Supporting information for Jansen et al. (2002) Proc. Natl. Acad. Sci. USA, 10.1073/pnas.152330099

Technical Details

Total DNA was isolated from six hair-roots using 200 µl of lysis buffer (100 mM NaCl/25 mM EDTA) and 1 µl of proteinase K solution (20 mg/ml) at an incubation temperature of 60°C for 3-12 h. Purification was performed with the QIAamp Blood Mini kit (Qiagen, Hilden, Germany) following the manufacturer’s protocol. The control region was amplified using a semi-nested asymmetric PCR strategy. For the first PCR we used the published primers P1 and P2 (1). For the second PCR we designed a third primer, M13-HMT: 5'-TGT AAA ACG ACG GCC AGT ACC ATC AAC ACC CAA AGC-3'. The first 18 nucleotides are a sequencing tag (-21M13), and the remaining primer corresponds to nucleotide positions 15,425-15,442. The first PCR was performed with 1-5 µl of purified total DNA (20–200 ng), 50 µM of each primer, 0.2 µM dNTPs (Amersham Pharmacia), 5 µl 10´ buffer (Biomaster, Cologne, Germany), 1.5 mM MgCl2, and 1 unit bioTaq (Biomaster) in a total volume of 50 µl. Thermocycling was performed on a Biometra Trio-Thermoblock (Biometra GmbH, Göttingen, Germany) as follows: initial denaturing at 94°C for 5 min followed by 32 cycles of 94°C for 1 min, 60°C for 1 min, 72°C for 1 min, final extension at 72°C for 5 min. The 469-bp PCR product (nucleotide positions 15,395-15,862) was added without further purification to a second PCR, which was conducted just like the first PCR, except for the following components: 1-5 µl of the first PCR product (50-200 ng) as a template, 5 µM forward primer M13-HMT, and 0.0125 mM dNTPs. Thermocycling consisted in initial denaturing at 94°C for 3 min, then 32 cycles of 94°C for 30 s, 50°C for 50 s and 72°C for 2 min, and a final extension at 72°C for 5 min. The 437-bp PCR-product (nucleotide positions 15,425-15,862) was purified with the QIAquick PCR Purification kit (Qiagen) according to the manufacturer's instructions.
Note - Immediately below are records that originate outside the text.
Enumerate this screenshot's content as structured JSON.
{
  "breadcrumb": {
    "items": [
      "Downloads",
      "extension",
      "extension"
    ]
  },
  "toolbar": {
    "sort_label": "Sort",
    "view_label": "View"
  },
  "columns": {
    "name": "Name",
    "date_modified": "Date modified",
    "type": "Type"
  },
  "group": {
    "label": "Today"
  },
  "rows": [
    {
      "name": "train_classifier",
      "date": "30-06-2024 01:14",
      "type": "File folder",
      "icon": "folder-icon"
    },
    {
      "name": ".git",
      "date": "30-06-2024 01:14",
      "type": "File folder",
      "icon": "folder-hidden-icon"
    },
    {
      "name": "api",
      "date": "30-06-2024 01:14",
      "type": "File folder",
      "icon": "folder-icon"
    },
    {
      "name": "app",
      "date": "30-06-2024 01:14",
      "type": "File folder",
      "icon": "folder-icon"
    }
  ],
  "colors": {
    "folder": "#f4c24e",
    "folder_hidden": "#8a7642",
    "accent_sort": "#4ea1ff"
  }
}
DNA sequencing was performed with the Dye Primer Cycle Sequencing Ready Reaction -21-M13 kit (Applied Biosystems, Weiterstadt, Germany) following the supplied protocol. Sequencing products were separated on an ABI 377 DNA Sequencer. The obtained sequences were aligned with the Sequence Editor Software version 1.0.3 (Applied Biosystems). The sequences were determined from nucleotide position 15,428 to nucleotide position 15,776 or up to nucleotide position 15,853.

1. Ishida, N., Hasegawa, T., Takeda, K., Sakagami, M., Onishi, A., Inumaru, S., Komatsu, M. & Mukoyama, H. (1994) Anim. Genet. 25, 215–221.